L'ANALISI
13 Settembre 2025 - 11:17
CREMONA - Interpretare l’improvvisazione. È un apparente paradosso quello andato in scena ieri sera al teatro Ponchielli con l’esecuzione dello storico Köln Concert di Keith Jarrett a cura di Maurizio Baglini, musicista classico qui alle prese con una delle opere più celebri di sempre quando si parla di album per pianoforte jazz.
Che l’occasione sia di quelle che poche volte capitano, lo suggerisce anche il particolare e temporaneo assetto della sala. Il pianoforte è posizionato al centro della platea, spoglia di poltrone a causa dei lavori di rinnovamento.
Il pubblico presente quindi circonda e troneggia sul musicista e il suo strumento in una transitoria sospensione degli ordinari equilibri del teatro. La storia del Köln Concert è nota anche fra i non appassionati: nel 1975 Jarrett arriva a Colonia per tenere un concerto. Lui è esausto, il pianoforte che trova sul palco (diverso da quello richiesto) è scordato e con un pedale rotto. Si è a un passo dalla cancellazione all’ultimo minuto, ma un’accordatura d’emergenza e le parole dell’organizzatore spingono Jarrett ad esibirsi comunque.
Il concerto, totalmente improvvisato, verrà registrato e pubblicato in un album destinato a scrivere la storia della discografia jazz. Seguiranno richieste di trascrizioni, richieste alle quali Jarrett si opporrà spiegando che il concerto «doveva andarsene così come era venuto». Ma anche in questo caso cambierà idea. Baglini, pianista molto apprezzato a livello internazionale, convinto sostenitore di un pianismo rigoroso ma capace di rinnovare le modalità di approccio al pentagramma, offre - insieme a una musica splendida e senza tempo - una implicita riflessione sulla trascrizione e sulla riproposizione di un’opera frutto dell’arte di un momento, un dialogo a distanza, forse, anche fra classica e jazz.

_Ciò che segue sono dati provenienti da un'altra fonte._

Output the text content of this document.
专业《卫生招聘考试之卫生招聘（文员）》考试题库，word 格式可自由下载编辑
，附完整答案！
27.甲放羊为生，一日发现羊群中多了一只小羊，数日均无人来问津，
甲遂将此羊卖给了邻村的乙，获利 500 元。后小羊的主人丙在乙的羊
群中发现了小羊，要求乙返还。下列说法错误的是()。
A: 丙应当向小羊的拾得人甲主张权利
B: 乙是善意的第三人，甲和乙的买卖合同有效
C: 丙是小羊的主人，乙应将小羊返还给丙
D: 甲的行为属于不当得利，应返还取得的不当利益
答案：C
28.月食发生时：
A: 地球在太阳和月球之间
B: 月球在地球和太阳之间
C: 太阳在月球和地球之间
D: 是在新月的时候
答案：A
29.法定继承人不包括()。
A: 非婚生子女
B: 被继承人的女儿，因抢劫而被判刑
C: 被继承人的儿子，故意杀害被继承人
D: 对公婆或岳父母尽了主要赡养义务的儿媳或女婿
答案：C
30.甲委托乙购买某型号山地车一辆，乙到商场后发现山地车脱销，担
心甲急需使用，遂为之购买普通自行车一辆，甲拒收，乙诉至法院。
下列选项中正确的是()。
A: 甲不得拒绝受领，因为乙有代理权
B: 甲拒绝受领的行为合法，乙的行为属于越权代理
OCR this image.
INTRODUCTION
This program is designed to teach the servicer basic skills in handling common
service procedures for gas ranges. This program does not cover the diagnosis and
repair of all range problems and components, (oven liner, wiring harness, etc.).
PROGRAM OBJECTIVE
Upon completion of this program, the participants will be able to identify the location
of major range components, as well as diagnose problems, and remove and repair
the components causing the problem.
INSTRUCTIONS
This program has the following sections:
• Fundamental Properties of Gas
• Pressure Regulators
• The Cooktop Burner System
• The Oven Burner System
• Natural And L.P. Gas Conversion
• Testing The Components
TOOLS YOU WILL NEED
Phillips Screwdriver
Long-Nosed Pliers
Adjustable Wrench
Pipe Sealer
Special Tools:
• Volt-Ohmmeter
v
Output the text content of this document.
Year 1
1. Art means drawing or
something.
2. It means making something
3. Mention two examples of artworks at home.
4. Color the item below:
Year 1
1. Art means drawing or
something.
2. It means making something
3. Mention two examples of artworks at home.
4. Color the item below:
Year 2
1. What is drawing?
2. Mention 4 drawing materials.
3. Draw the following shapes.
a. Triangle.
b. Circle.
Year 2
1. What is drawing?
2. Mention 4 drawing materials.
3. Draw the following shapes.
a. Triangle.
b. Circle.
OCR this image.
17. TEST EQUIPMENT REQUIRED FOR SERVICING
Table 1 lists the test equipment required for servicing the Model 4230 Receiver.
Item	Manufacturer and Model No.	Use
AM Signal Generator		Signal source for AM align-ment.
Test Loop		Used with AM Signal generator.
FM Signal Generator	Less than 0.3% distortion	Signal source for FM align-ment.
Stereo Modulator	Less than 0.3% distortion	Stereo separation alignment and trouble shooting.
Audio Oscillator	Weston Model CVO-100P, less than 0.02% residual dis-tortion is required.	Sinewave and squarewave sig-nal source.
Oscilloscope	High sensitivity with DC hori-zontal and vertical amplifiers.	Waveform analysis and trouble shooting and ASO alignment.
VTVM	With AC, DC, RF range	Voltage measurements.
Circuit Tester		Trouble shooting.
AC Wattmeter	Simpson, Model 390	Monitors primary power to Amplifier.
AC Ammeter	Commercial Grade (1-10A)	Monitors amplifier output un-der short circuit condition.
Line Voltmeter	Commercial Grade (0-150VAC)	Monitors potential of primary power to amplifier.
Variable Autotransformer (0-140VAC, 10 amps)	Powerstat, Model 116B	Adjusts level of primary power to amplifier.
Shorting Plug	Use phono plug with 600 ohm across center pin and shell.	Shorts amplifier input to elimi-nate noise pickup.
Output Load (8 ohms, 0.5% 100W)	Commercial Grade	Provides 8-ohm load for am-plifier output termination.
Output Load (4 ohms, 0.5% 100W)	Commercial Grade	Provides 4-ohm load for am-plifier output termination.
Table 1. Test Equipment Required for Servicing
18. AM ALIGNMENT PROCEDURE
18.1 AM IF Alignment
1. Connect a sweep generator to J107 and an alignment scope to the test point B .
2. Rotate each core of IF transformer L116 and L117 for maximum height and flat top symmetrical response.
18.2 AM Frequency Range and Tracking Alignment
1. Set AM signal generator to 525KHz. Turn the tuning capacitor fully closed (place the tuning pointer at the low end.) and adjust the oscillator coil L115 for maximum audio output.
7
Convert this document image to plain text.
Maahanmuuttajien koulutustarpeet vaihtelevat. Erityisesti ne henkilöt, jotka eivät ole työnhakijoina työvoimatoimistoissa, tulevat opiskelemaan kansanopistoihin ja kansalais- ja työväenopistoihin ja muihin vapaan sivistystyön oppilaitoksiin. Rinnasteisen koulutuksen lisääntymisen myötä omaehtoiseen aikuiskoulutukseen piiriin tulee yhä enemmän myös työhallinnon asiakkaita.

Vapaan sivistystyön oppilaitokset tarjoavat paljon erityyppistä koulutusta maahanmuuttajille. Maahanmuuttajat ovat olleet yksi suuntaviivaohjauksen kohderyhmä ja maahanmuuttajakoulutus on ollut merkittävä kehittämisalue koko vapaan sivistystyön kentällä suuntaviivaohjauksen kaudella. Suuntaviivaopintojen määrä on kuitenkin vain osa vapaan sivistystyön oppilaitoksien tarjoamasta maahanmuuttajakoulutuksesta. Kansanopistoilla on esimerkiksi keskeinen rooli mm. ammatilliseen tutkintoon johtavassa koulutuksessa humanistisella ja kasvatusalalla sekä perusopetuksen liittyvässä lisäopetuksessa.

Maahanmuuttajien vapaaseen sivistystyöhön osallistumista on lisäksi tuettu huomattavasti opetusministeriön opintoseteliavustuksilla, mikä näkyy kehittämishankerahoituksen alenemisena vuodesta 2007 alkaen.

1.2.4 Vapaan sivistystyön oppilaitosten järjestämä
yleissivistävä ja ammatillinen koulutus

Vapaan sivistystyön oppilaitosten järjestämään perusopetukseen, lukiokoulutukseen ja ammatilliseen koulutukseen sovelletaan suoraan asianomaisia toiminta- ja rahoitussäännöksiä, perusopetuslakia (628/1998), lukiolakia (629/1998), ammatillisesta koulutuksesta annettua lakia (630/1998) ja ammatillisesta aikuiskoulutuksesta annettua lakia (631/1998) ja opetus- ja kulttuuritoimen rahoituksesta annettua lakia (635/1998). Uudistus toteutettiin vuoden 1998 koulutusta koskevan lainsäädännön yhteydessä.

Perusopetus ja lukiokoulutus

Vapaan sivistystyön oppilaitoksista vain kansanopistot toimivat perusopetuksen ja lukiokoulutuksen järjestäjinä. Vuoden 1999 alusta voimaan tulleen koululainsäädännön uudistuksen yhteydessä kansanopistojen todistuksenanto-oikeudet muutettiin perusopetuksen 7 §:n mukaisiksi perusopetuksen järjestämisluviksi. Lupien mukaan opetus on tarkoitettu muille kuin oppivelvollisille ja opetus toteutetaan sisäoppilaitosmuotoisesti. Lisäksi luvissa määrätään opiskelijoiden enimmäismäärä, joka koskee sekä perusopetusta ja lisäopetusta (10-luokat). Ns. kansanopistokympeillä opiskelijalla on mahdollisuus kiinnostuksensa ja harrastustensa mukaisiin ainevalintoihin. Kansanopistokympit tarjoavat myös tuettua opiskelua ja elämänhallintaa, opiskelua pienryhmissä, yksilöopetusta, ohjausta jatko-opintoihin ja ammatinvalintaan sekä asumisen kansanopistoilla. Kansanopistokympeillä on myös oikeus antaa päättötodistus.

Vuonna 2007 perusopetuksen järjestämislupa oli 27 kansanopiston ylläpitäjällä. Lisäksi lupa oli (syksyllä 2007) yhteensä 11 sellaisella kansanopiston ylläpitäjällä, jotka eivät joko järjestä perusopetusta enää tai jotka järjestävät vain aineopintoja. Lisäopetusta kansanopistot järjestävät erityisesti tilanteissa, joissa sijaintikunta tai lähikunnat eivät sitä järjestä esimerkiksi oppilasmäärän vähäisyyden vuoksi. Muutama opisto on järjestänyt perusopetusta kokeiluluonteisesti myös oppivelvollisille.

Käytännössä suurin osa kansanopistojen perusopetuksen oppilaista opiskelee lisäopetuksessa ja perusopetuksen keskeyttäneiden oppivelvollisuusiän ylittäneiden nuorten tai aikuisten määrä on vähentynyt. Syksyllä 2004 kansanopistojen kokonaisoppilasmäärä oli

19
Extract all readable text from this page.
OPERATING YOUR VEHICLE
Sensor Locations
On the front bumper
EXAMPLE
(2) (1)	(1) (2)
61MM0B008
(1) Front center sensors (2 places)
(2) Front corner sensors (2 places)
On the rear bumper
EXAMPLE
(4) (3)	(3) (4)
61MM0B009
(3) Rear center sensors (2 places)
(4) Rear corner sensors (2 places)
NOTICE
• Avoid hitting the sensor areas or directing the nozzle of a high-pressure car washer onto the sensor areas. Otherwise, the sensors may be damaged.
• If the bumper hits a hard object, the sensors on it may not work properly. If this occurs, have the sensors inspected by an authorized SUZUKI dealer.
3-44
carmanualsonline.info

Un gioco di specchi, dato che lo stesso Jarrett pubblicò numerosi album di musica classica (da critico verso quei musicisti classici che vedeva come troppo ingessati) soprattutto per l’etichetta Ecm.
È stata una serata speciale per tanti motivi: rara è infatti l’occasione per vedere il teatro privo dei posti a sedere in platea, con l’intera area adibita a palcoscenico, mentre l’intero ricavato dell’appuntamento, molto partecipato tanto da aprire il loggione, andrà a sostenere l’intervento di sostituzione delle poltrone e dei velluti. Tanti gli smartphone alzati prima dell’inizio del concerto per immortalare un colpo d’occhio difficilmente dimenticabile sulla sala, dominata dal paglierino del legno e dalla grande macchia scura del pianoforte visto dall’alto.